[LeetCode] Combination Sum II

Given a collection of candidate numbers (C) and a target number (T), find all unique combinations in C where the candidate numbers sums to T.

Each number in C may only be used once in the combination.

Note:

All numbers (including target) will be positive integers.

Elements in a combination (a1, a2, … , ak) must be in non-descending order. (ie, a1 ≤ a2 ≤ … ≤ ak).

The solution set must not contain duplicate combinations.

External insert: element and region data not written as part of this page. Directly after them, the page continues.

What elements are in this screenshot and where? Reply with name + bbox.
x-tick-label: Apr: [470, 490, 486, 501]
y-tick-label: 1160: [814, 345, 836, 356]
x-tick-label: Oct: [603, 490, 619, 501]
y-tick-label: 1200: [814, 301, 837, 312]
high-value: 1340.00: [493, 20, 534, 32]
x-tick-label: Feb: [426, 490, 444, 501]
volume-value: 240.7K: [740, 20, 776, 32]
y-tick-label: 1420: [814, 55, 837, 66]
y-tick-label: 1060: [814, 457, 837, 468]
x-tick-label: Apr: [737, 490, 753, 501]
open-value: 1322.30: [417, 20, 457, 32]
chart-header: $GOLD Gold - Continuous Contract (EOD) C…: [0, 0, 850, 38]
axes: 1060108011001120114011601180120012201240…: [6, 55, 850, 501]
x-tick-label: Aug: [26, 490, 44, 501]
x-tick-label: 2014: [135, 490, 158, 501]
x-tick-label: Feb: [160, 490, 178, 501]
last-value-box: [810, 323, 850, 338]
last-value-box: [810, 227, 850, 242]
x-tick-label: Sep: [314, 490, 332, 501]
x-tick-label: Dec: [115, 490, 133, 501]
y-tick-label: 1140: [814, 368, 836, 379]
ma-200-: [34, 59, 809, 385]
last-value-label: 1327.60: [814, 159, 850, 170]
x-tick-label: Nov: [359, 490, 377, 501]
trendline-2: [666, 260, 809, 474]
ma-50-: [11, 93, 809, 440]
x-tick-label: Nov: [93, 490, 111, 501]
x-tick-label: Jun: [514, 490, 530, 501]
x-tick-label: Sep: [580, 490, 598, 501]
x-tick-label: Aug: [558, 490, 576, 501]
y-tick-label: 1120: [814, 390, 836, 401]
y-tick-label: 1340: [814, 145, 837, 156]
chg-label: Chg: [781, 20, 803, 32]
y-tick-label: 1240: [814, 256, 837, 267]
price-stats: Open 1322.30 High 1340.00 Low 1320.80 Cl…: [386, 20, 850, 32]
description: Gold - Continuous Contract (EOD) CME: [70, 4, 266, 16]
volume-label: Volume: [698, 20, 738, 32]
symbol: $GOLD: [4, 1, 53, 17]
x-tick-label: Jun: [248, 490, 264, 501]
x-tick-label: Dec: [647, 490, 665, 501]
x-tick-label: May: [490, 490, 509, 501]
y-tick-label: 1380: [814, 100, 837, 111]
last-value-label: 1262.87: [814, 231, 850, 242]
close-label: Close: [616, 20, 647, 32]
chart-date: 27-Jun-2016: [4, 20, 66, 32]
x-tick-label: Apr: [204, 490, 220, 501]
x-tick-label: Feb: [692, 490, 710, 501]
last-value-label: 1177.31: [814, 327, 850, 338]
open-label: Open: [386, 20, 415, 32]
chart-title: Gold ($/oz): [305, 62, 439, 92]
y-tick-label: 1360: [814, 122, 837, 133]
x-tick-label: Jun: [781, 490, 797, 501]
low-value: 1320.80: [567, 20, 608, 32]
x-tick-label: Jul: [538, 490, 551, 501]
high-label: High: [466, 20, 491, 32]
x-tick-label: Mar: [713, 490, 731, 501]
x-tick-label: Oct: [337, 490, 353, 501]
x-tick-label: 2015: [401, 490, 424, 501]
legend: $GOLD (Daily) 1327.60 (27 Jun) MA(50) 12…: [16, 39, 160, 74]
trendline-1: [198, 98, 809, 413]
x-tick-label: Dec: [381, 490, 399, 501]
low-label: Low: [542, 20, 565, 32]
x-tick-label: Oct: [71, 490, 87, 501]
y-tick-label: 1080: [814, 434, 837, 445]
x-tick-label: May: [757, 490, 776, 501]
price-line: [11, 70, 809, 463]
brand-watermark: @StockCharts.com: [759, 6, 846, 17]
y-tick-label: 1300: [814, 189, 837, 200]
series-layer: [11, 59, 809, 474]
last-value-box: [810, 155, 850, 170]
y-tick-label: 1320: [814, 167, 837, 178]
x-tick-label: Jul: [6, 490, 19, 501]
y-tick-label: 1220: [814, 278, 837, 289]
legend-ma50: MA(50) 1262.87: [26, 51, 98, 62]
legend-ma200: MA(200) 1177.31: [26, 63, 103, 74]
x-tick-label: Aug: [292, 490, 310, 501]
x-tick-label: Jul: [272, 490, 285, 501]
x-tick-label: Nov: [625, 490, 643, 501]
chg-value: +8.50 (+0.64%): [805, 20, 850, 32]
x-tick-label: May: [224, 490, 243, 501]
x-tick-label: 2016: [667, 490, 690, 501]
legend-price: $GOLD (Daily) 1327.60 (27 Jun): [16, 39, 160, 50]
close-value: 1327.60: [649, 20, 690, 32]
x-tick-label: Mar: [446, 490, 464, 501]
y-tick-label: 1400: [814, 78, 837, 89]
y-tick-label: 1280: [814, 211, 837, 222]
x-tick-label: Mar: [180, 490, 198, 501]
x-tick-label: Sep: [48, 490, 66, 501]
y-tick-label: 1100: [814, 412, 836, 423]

For example, given candidate set

10,1,2,7,6,1,5

and target

8

,
A solution set is:

[1, 7]

[1, 2, 5]

[2, 6]

[1, 1, 6]

类似与之前的Combination Sum的DFS，有一点需要注意，如何避免重复。如果两个数相同，我们先用前一个数，只有当前一个数用了，这个数才能使用。

例如：1 1。

当我们要使用第二个1时，我们要检查他的前面一个1是否使用了，当未被使用时第二个1就不能使用。

class Solution {
private:
vector<vector<int> > ret;
vector<int> a;
public:
void solve(int dep, int maxDep, vector<int> &num, int target)
{
if (target < 0)
return;

if (dep == maxDep)
{
if (target == 0)
{
vector<int> res;
for(int i = 0; i < maxDep; i++)
for(int j = 0; j < a[i]; j++)
res.push_back(num[i]);
ret.push_back(res);
}

return;
}

for(int i = 0; i <= min(target / num[dep], 1); i++)
{
a[dep] = i;

if (i == 1 && dep > 0 && num[dep-1] == num[dep] && a[dep-1] == 0)
continue;

solve(dep + 1, maxDep, num, target - i * num[dep]);
}
}

vector<vector<int> > combinationSum2(vector<int> &num, int target) {
// Start typing your C/C++ solution below
// DO NOT write int main() function
sort(num.begin(), num.end());
a.resize(num.size());
ret.clear();
if (num.size() == 0)
return ret;

solve(0, num.size(), num, target);

return ret;
}
};